Bintang bin Mustofa (6 tahun) warga Blok Jamban, Desa Karangkendal, Kecamatan Kapetakan, Kabupaten Cirebon positif terkena Difteri. Kini pasien masih mendapatkan perawatan insentif oleh tim dokter di ruang isolasi khusus flu burung di RSUD Gunungjati Kota Cirebon.
"Pasien masuk pada Selasa pagi sekitar pukul 4 pagi. Kemudian setelah dipastikan positif difteri lewat uji klinis laboratorium, kini pasien dipindahkan ke ruangan khusus flu burung," terang Direktur RSUD Gunungjati, Heru Purwanto kepada wartawan, Selasa (15/3/2016).
Heru menambahkan, perawatan yang dilakukan langsung ditangani sesuai dengan prosedur penanganan penyakit difteri dengan
melibatan dokter spesialis. Menurutnya, hasil pemeriksaan mikroskopis terhadap sampel apus tenggorokan, pasien asal Kabupaten Cirebon itu positif difteri. Sehingga yang bersangkutan langsung diisolasi di ruang khusus.
"Kebetulan di kami ada ruangan khusus untuk flu burung, tapi belum pernah dipakai. Sehingga kami manfaatkan ruangan tersebut agar penyebarannya bisa terdeteksi," tuturnya.

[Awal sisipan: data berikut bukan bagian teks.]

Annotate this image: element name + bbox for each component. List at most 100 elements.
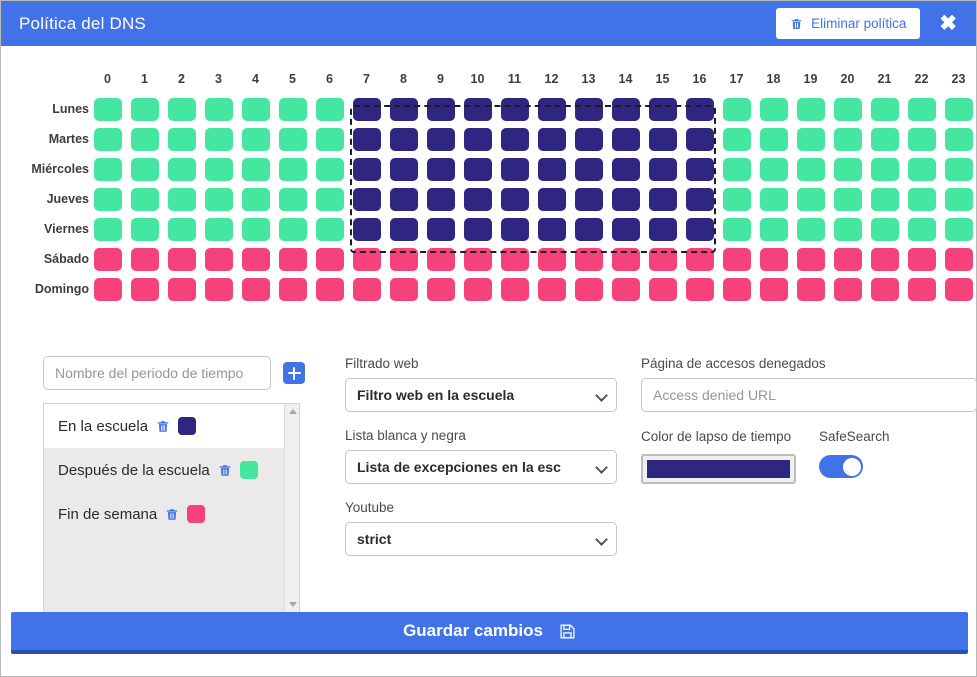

Berdasarkan data yang ada pada RSUD Gunungjati, sejak tren difteri menjangkit warga di Wilayah III Cirebon pihaknya telah menangani sebanyak sekitar 17 orang. Belasan pasien itu baik yang berhasil terselamatkan dan masih mendapatkan perawatan khusus pasca kepulangan hingga yang nyawanya tidak terselamatkan atau meninggal dunia.
"Pasien yang masuk ke kami kebanyakan dari Kabupaten Cirebon, bahkan pernah ada dari Kabupaten Majalengka. Mereka mayoritas, maaf, dari kalangan tidak mampu. Namun itu tidak menjadi kendala buat kami. Yang penting pasien bisa sembuh dan pengobatannya pun kami gratiskan jika memang benar tidak mampu," terang Heru.